Commenting on the BoZ’s conditions, BAZ chief executive officer Leonard Mwanza said that the facility remained high-risk for commercial banks, and that prospective borrowers were still being subjected to rigorous checks of collateral before they could access the funds.

“What we need to be clear about is that there is no risk that has been taken away from the banks in this package so banks have to ensure that they take due diligence, they carry out their enhanced credit assessments before the money can be dispersed. So, the issue of risk is still on the banks’ balance sheet so they have to protect their balance sheets by making sure that they follow the procedure on their credit assessment before advancing any money to would-be borrowers. So, it will be treated just like any normal kind of credit application because on one hand, banks have to cover their positions to manage their risks, whilst at the same time when they are borrowing from the central bank, they are also pledging some form of collateral towards that borrowing. So, at the end of the day, banks will have to follow the rules to the letter to ensure that they protect their own balance sheets because the risk is being carried by the banks and not the central bank in this framework,” Mwanza explained.

“They cannot water-down the requirement to demand collateral, that one is non-negotiable because they have got the responsibility to protect their balance sheet. And if you see, they are not just getting money for free, that money is being borrowed at an interest rate that has to be paid back, that money is being borrowed on the basis of collateral and there are various forms of collateral, which are well highlighted in the terms and conditions. So, when you look at it from that perspective, as a banker, the prudence is to ensure that they follow their credit and lending rules to the letter to ensure that they don’t water-down their own balance sheets, that’s key, but also, the lending is not just restricted to the big corporates, it involves any other business, which is within that framework of those identified sectors.”

And he disclosed that banks were the wrong place to go to for SMEs, despite them needing financial support, they still posed a great risk that banks did not want on their balance sheet.

“So, those micro, small businesses, really, if they are looking to borrow from the banks, it’s a wrong place to get money from there because banks in this framework, the micro businesses, these who normally co-mingle their personal funding with business funding, there, we have a challenge. There are structural problems that all of us understand because we are talking about capacity, performance challenges, failure to distinguish business and personal business. So, for those, it’s a good discussion that they need to be helped, but out of those that have created good relationships with banks and they are in good standing, they will surely be helped if they need to be helped. So if the risk is extremely high in the micro, small business sector, the rationale would be to stay back because that’s not the risk you want to carry on your balance sheet. So, it’s not about just picking up each and every application for the sake of it, is the risk worth taking?” he added.

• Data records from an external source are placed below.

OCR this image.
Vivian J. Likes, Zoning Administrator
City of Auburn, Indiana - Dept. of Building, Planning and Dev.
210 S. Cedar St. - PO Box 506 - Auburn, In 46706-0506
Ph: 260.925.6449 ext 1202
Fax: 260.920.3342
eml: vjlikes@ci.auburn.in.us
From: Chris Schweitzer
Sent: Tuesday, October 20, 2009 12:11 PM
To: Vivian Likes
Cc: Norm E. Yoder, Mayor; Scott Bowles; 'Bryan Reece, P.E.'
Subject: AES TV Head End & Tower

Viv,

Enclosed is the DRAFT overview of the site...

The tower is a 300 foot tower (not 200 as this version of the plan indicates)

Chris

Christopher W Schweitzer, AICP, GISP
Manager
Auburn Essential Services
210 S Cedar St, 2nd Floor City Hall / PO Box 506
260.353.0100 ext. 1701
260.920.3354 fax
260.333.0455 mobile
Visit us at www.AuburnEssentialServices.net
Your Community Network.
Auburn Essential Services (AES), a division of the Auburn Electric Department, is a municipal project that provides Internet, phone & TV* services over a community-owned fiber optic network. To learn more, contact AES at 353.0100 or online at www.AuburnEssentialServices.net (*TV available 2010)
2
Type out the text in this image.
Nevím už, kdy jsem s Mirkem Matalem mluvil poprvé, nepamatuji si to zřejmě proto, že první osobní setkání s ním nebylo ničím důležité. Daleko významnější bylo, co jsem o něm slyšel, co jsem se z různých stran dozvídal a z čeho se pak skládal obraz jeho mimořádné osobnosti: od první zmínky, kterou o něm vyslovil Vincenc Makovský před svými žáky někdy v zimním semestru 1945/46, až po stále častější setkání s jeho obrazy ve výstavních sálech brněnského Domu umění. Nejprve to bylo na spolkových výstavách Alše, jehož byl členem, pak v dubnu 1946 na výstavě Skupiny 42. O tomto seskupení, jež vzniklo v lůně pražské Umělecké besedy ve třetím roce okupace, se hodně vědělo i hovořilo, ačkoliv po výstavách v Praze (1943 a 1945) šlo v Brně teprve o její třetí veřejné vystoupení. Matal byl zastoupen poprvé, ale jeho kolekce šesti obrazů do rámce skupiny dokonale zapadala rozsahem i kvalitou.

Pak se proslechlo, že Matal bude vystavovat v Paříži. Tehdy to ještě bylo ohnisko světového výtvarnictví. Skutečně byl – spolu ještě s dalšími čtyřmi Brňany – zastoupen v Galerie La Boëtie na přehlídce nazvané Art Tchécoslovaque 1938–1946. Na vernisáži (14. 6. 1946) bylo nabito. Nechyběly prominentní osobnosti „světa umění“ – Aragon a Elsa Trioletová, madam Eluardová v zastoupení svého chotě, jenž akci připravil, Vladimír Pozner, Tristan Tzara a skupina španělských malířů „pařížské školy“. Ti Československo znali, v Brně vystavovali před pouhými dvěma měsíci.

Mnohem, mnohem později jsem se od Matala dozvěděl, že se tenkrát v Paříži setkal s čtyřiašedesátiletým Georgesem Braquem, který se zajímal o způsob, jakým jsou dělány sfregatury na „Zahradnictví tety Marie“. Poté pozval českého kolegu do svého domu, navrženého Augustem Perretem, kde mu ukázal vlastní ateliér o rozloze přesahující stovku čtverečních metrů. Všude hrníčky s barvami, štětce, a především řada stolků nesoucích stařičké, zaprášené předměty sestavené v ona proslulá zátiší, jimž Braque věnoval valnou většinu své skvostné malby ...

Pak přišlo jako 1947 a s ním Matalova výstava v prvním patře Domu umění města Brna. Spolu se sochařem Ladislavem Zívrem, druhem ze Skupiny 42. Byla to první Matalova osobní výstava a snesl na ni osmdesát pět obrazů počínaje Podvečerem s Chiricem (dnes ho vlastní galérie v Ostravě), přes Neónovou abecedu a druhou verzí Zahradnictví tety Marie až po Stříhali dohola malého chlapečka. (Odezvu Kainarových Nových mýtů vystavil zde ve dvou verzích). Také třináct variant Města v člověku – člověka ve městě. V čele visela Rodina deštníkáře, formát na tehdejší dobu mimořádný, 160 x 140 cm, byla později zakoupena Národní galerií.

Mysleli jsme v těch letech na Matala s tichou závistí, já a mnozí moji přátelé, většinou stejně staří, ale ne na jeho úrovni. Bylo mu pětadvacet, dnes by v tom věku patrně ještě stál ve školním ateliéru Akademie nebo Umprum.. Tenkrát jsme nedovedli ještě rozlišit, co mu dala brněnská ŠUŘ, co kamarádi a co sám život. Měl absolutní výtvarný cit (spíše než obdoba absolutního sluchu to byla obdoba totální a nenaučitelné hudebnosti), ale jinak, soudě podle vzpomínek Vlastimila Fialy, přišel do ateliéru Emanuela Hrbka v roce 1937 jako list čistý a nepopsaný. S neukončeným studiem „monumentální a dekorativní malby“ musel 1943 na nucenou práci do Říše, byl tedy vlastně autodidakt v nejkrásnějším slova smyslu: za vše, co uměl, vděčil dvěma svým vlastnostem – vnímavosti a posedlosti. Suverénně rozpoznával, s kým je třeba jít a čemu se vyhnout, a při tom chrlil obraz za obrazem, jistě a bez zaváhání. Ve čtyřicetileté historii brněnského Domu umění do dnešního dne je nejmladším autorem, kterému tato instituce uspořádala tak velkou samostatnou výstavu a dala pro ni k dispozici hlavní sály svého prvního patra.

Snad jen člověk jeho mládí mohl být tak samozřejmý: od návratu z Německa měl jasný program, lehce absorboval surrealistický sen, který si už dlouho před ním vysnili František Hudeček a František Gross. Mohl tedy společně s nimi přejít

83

But Mwanza, a former Natsave managing director, applauded the BoZ for widening the scope of eligibility to Financial Service Providers that wouldn’t normally qualify to borrow from the Central Bank

“It’s good to recognise that they have widened the scope of eligibility from financial institution by including a grant that should come in from a principal shareholder. So, that would help those institutions that can provide guarantees from their shareholders as form of collateral the Bank of Zambia can admit. That becomes, now, a good opportunity for those shareholders, who would want to guarantee the borrowing that the financial institution would undertake and then, obviously, the choices in terms of who to give the money from a prudent lending perspective,” said Mwanza.

He, however, stressed that the loan facility was meant to help those that had been hard-hit by the COVID-19 pandemic and not those that were already in financial trouble before the virus outbreak.